Outre leur correspondance épistolaire et leurs vies abondamment biographiées, on ne sait pas grand chose de leur « liaison ». Thompson invente, imagine. Et finalement s’attache davantage à ce qu’elle connaît : les aléas du destin, l’affection, les sentiments.

Classicisme

Le film est fragmenté entre ces différentes émotions, révélant les caractères de chacun, décrivant l’usure d’une relation qui se distend. On regrette alors, malgré la belle photo et une musique séduisante, le choix du découpage. Tous ces allers et retours dans le temps qui cassent le rythme. Comme si Thompson n’avait pas eu confiance en son récit ou pas su écrire une histoire linéaire puissante.

Pourtant, comme nous l’avons dit, Cézanne et moi ne manque pas d’idées ni de sujets.

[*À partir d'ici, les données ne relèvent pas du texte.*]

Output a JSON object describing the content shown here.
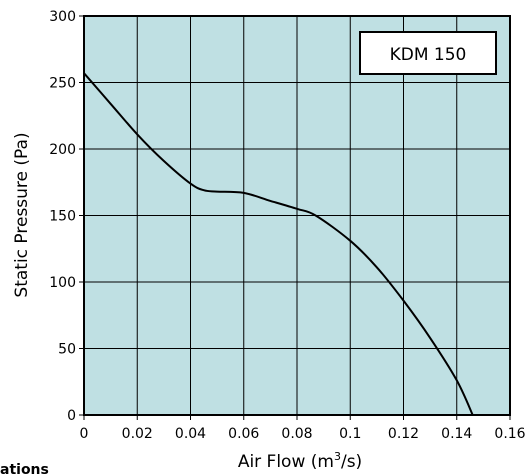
{
  "chart_data": {
    "type": "line",
    "title": "",
    "legend_label": "KDM 150",
    "legend_position": "top-right",
    "xlabel": {
      "text": "Air Flow (m",
      "superscript": "3",
      "suffix": "/s)"
    },
    "ylabel": "Static Pressure (Pa)",
    "xlim": [
      0,
      0.16
    ],
    "ylim": [
      0,
      300
    ],
    "x_ticks": [
      0,
      0.02,
      0.04,
      0.06,
      0.08,
      0.1,
      0.12,
      0.14,
      0.16
    ],
    "x_tick_labels": [
      "0",
      "0.02",
      "0.04",
      "0.06",
      "0.08",
      "0.1",
      "0.12",
      "0.14",
      "0.16"
    ],
    "y_ticks": [
      0,
      50,
      100,
      150,
      200,
      250,
      300
    ],
    "y_tick_labels": [
      "0",
      "50",
      "100",
      "150",
      "200",
      "250",
      "300"
    ],
    "grid": true,
    "series": [
      {
        "x": [
          0,
          0.01,
          0.02,
          0.03,
          0.04,
          0.045,
          0.05,
          0.06,
          0.07,
          0.08,
          0.087,
          0.1,
          0.11,
          0.12,
          0.13,
          0.14,
          0.146
        ],
        "y": [
          257,
          234,
          211,
          191,
          174,
          169,
          168,
          167,
          161,
          155,
          150,
          131,
          111,
          86,
          58,
          26,
          0
        ]
      }
    ],
    "colors": {
      "plot_background": "#bfe0e3",
      "grid": "#000000",
      "line": "#000000",
      "legend_background": "#ffffff"
    }
  },
  "cutoff_text": "ations"
}
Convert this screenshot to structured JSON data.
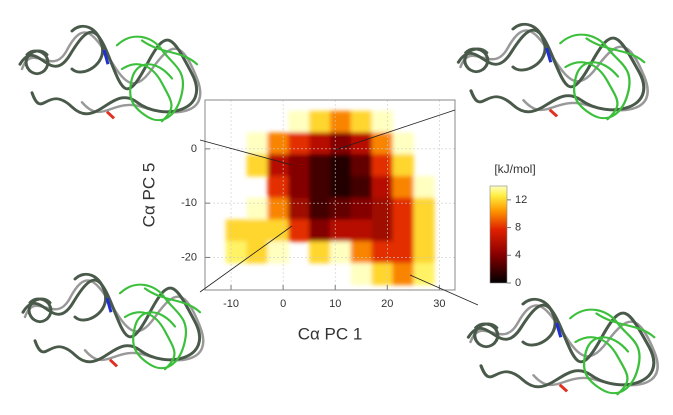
{
  "chart_data": {
    "type": "heatmap",
    "xlabel": "Cα PC 1",
    "ylabel": "Cα PC 5",
    "colorbar_label": "[kJ/mol]",
    "xlim": [
      -15,
      33
    ],
    "ylim": [
      -26,
      9
    ],
    "xticks": [
      -10,
      0,
      10,
      20,
      30
    ],
    "yticks": [
      -20,
      -10,
      0
    ],
    "zlim": [
      0,
      14
    ],
    "colorbar_ticks": [
      0,
      4,
      8,
      12
    ],
    "grid": true,
    "x": [
      -13,
      -9,
      -5,
      -1,
      3,
      7,
      11,
      15,
      19,
      23,
      27,
      31
    ],
    "y": [
      5,
      1,
      -3,
      -7,
      -11,
      -15,
      -19,
      -23
    ],
    "z": [
      [
        null,
        null,
        null,
        null,
        14,
        12,
        10,
        12,
        14,
        null,
        null,
        null
      ],
      [
        null,
        null,
        14,
        10,
        8,
        6,
        4,
        6,
        10,
        14,
        null,
        null
      ],
      [
        null,
        null,
        12,
        6,
        4,
        2,
        1,
        3,
        8,
        12,
        null,
        null
      ],
      [
        null,
        null,
        null,
        8,
        4,
        2,
        1,
        2,
        6,
        10,
        14,
        null
      ],
      [
        null,
        null,
        14,
        10,
        5,
        2,
        3,
        4,
        5,
        8,
        12,
        null
      ],
      [
        null,
        12,
        12,
        12,
        8,
        4,
        6,
        6,
        5,
        8,
        12,
        null
      ],
      [
        null,
        13,
        12,
        14,
        null,
        12,
        14,
        10,
        8,
        8,
        12,
        null
      ],
      [
        null,
        null,
        null,
        null,
        null,
        null,
        null,
        14,
        12,
        10,
        13,
        null
      ]
    ]
  }
}
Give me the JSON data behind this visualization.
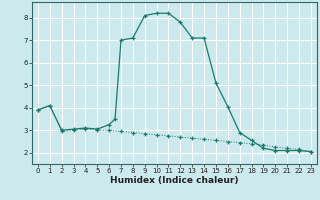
{
  "title": "",
  "xlabel": "Humidex (Indice chaleur)",
  "xlim": [
    -0.5,
    23.5
  ],
  "ylim": [
    1.5,
    8.7
  ],
  "yticks": [
    2,
    3,
    4,
    5,
    6,
    7,
    8
  ],
  "xticks": [
    0,
    1,
    2,
    3,
    4,
    5,
    6,
    7,
    8,
    9,
    10,
    11,
    12,
    13,
    14,
    15,
    16,
    17,
    18,
    19,
    20,
    21,
    22,
    23
  ],
  "bg_color": "#cce9ee",
  "grid_color": "#ffffff",
  "line_color": "#1a7a6e",
  "line1_x": [
    0,
    1,
    2,
    3,
    4,
    5,
    6,
    6.5,
    7,
    8,
    9,
    10,
    11,
    12,
    13,
    14,
    15,
    16,
    17,
    18,
    19,
    20,
    21,
    22,
    23
  ],
  "line1_y": [
    3.9,
    4.1,
    3.0,
    3.05,
    3.1,
    3.05,
    3.25,
    3.5,
    7.0,
    7.1,
    8.1,
    8.2,
    8.2,
    7.8,
    7.1,
    7.1,
    5.1,
    4.05,
    2.9,
    2.55,
    2.2,
    2.1,
    2.1,
    2.1,
    2.05
  ],
  "line2_x": [
    0,
    1,
    2,
    3,
    4,
    5,
    6,
    7,
    8,
    9,
    10,
    11,
    12,
    13,
    14,
    15,
    16,
    17,
    18,
    19,
    20,
    21,
    22,
    23
  ],
  "line2_y": [
    3.9,
    4.1,
    2.95,
    3.0,
    3.05,
    3.0,
    3.0,
    2.95,
    2.9,
    2.85,
    2.8,
    2.75,
    2.7,
    2.65,
    2.6,
    2.55,
    2.5,
    2.45,
    2.4,
    2.35,
    2.25,
    2.2,
    2.15,
    2.05
  ]
}
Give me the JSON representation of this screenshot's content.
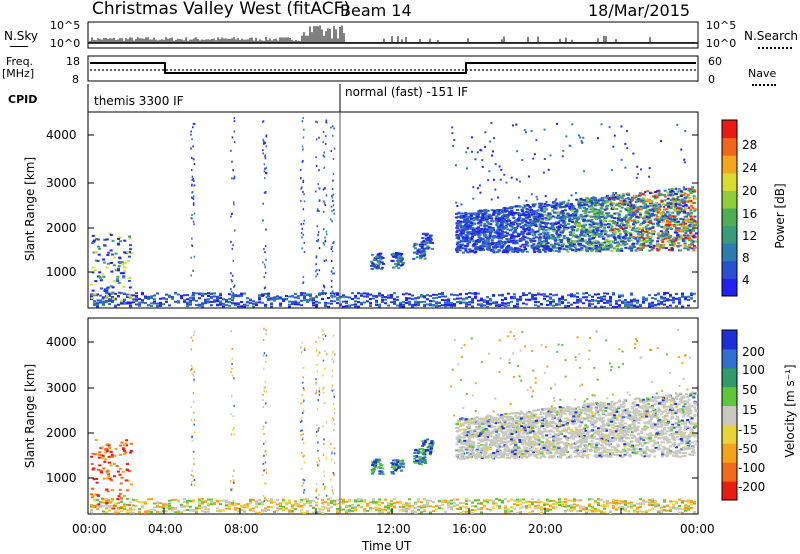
{
  "header": {
    "station": "Christmas Valley West (fitACF)",
    "beam": "Beam 14",
    "date": "18/Mar/2015"
  },
  "top_panels": {
    "nsky_label": "N.Sky",
    "nsky_ticks": [
      "10^5",
      "10^0"
    ],
    "nsearch_label": "N.Search",
    "nsearch_ticks": [
      "10^5",
      "10^0"
    ],
    "freq_label": "Freq.",
    "freq_unit": "[MHz]",
    "freq_ticks": [
      "18",
      "8"
    ],
    "nave_label": "Nave",
    "nave_ticks": [
      "60",
      "0"
    ],
    "cpid_label": "CPID",
    "cpid_segments": [
      "themis 3300 IF",
      "normal (fast) -151 IF"
    ]
  },
  "power_panel": {
    "ylabel": "Slant Range [km]",
    "yticks": [
      "4000",
      "3000",
      "2000",
      "1000"
    ],
    "colorbar_label": "Power [dB]",
    "colorbar_ticks": [
      "28",
      "24",
      "20",
      "16",
      "12",
      "8",
      "4"
    ],
    "colors": [
      "#2222ee",
      "#2a4fcf",
      "#2f7ab0",
      "#3a9b7a",
      "#4fae55",
      "#8fce3a",
      "#d8dc2e",
      "#f5a51c",
      "#f0671a",
      "#e81c12"
    ]
  },
  "velocity_panel": {
    "ylabel": "Slant Range [km]",
    "yticks": [
      "4000",
      "3000",
      "2000",
      "1000"
    ],
    "colorbar_label": "Velocity [m s⁻¹]",
    "colorbar_ticks": [
      "200",
      "100",
      "50",
      "15",
      "-15",
      "-50",
      "-100",
      "-200"
    ],
    "colors": [
      "#1c2fd8",
      "#2f6fcf",
      "#2f9a6a",
      "#5fc63a",
      "#c8c8c0",
      "#e8d33a",
      "#f5a21c",
      "#f06a1a",
      "#e81c12"
    ]
  },
  "time_axis": {
    "label": "Time UT",
    "ticks": [
      "00:00",
      "04:00",
      "08:00",
      "12:00",
      "16:00",
      "20:00",
      "00:00"
    ]
  }
}
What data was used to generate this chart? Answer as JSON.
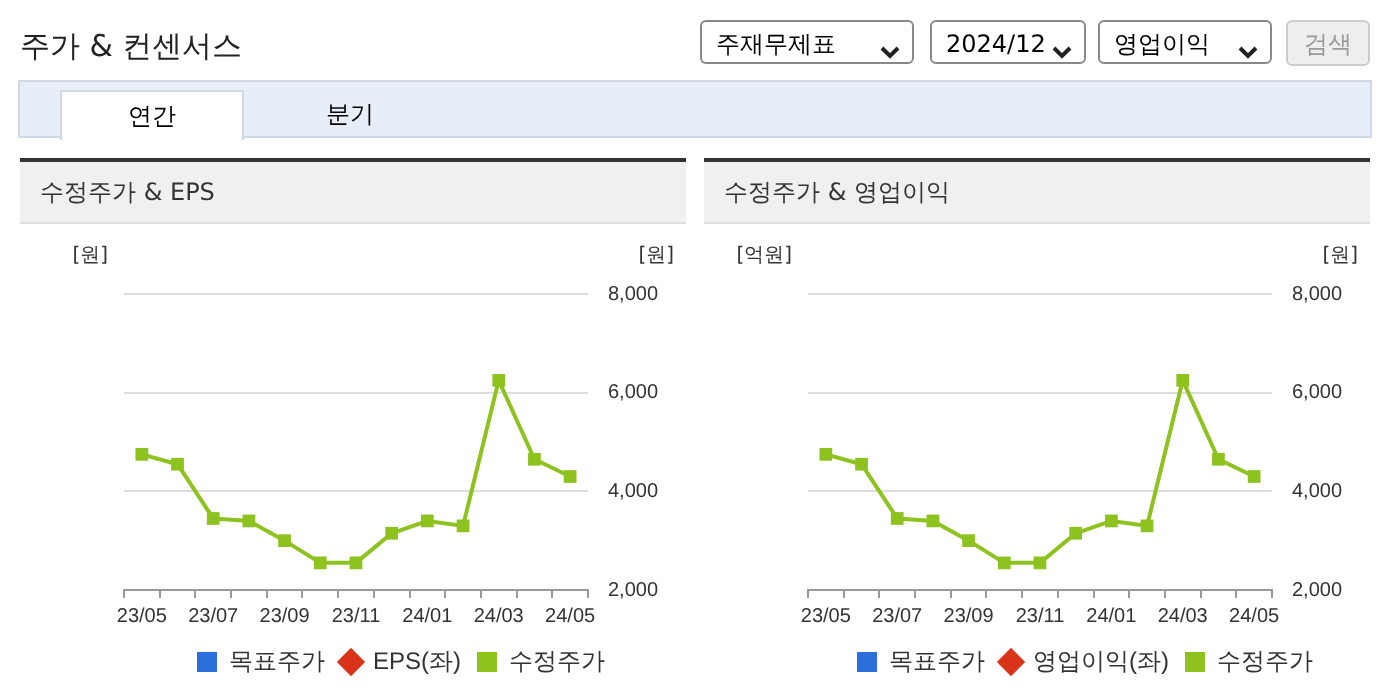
{
  "chart_data": [
    {
      "type": "other",
      "title": "주가 & 컨센서스",
      "annotations": [
        "주재무제표",
        "2024/12",
        "영업이익",
        "검색",
        "연간",
        "분기"
      ]
    },
    {
      "type": "line",
      "title": "수정주가 & EPS",
      "ylabel": "[원]",
      "y2label": "[원]",
      "categories": [
        "23/05",
        null,
        "23/07",
        null,
        "23/09",
        null,
        "23/11",
        null,
        "24/01",
        null,
        "24/03",
        null,
        "24/05"
      ],
      "series": [
        {
          "name": "목표주가",
          "color": "#2a6fdb",
          "marker": "square",
          "values": [
            null,
            null,
            null,
            null,
            null,
            null,
            null,
            null,
            null,
            null,
            null,
            null,
            null
          ]
        },
        {
          "name": "EPS(좌)",
          "color": "#d9341a",
          "marker": "diamond",
          "values": [
            null,
            null,
            null,
            null,
            null,
            null,
            null,
            null,
            null,
            null,
            null,
            null,
            null
          ]
        },
        {
          "name": "수정주가",
          "color": "#8dc21f",
          "marker": "square",
          "axis": "y2",
          "values": [
            4750,
            4550,
            3450,
            3400,
            3000,
            2550,
            2550,
            3150,
            3400,
            3300,
            6250,
            4650,
            4300
          ]
        }
      ],
      "y2lim": [
        2000,
        8000
      ],
      "y2ticks": [
        {
          "value": 2000,
          "label": "2,000"
        },
        {
          "value": 4000,
          "label": "4,000"
        },
        {
          "value": 6000,
          "label": "6,000"
        },
        {
          "value": 8000,
          "label": "8,000"
        }
      ],
      "grid": "y",
      "legend": "bottom"
    },
    {
      "type": "line",
      "title": "수정주가 & 영업이익",
      "ylabel": "[억원]",
      "y2label": "[원]",
      "categories": [
        "23/05",
        null,
        "23/07",
        null,
        "23/09",
        null,
        "23/11",
        null,
        "24/01",
        null,
        "24/03",
        null,
        "24/05"
      ],
      "series": [
        {
          "name": "목표주가",
          "color": "#2a6fdb",
          "marker": "square",
          "values": [
            null,
            null,
            null,
            null,
            null,
            null,
            null,
            null,
            null,
            null,
            null,
            null,
            null
          ]
        },
        {
          "name": "영업이익(좌)",
          "color": "#d9341a",
          "marker": "diamond",
          "values": [
            null,
            null,
            null,
            null,
            null,
            null,
            null,
            null,
            null,
            null,
            null,
            null,
            null
          ]
        },
        {
          "name": "수정주가",
          "color": "#8dc21f",
          "marker": "square",
          "axis": "y2",
          "values": [
            4750,
            4550,
            3450,
            3400,
            3000,
            2550,
            2550,
            3150,
            3400,
            3300,
            6250,
            4650,
            4300
          ]
        }
      ],
      "y2lim": [
        2000,
        8000
      ],
      "y2ticks": [
        {
          "value": 2000,
          "label": "2,000"
        },
        {
          "value": 4000,
          "label": "4,000"
        },
        {
          "value": 6000,
          "label": "6,000"
        },
        {
          "value": 8000,
          "label": "8,000"
        }
      ],
      "grid": "y",
      "legend": "bottom"
    }
  ]
}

Reste que le film en devient un peu didactique, classique, et finalement assez convenu. Mais avant tout, il apparaît comme inégal. Car si les deux hommes sont filmés comme deux êtres amoureux et admiratifs, si on retient les dialogues percutants (mais une dialectique prévisible entre un écrivain subtil et observateur et un peintre solitaire et envieur), si la gourmandise (la chair, l’art, la vie) et les trahisons en font une histoire passionnante, il y a une forme de gavage qui se fait ressentir. On apprécie la saveur des ingrédients, la beauté de l’époque restituée, l’amour pour les comédiens, la confrontation entre les êtres, mais on ne se sent jamais transportés, emballés.

A cela s’ajoute, pour conclure, une paire d’acteurs qui aurait pu faire mouche. Or Guillaume Gallienne, avec son accent provençal grotesque, en fait trop. Entre excès, exubérance, arrogance et égotisme, on sent qu’il veut bouffer tout le monde (on en revient au gavage) et voler chaque scène. Il en fait trop et, du coup, même s’il compose plutôt bien les nuances de son personnage contradictoire, nous offre un spectacle « actor’s studio » qui colle mal aux fines variations que la réalisatrice voudrait mettre en scène.

Zola gagne le match

Heureusement, c’est celui qu’on n’attendait pas qui sauve l’ensemble. Ironiquement il n’y a pas Zola dans le titre du film. Cependant, c’est bien Zola qui nous reste à l’esprit. Guillaume Canet parvient, avec un jeu plus discret, plus intriguant, plus en creux, et d’ailleurs plus humble, réussit à appuyer les forces du scénario et à en combler les faiblesses. Sans esbroufe, avec un certain naturalisme, il réussit à faire exister un personnage célèbre sans se faire écraser par lui. Mieux, on aurait envie de renommer Cézanne et moi en Zola et lui, pointant du doigt cet autre (génial peintre) à l’ego boursoufflé et blessé. Thompson choisit, inconsciemment, le poste de l’observateur social lucide et réfléchi, dans un décor impressionniste et esthétique. Elle est du côté de l'auteur (celui qui manie les mots et les histoires) plutôt que du côté du plasticien (l'image et le non dit). Pas étonnant de la part de celle qui a toujours aimer regarder les gens de son époque et qui est reconnue comme une brillante scénariste. Dans ce match entre celui qui colorait magnifiquement la réalité et celui qui la dépeignait avec tant de justesse grâce aux mots, c’est le dernier qui triomphe.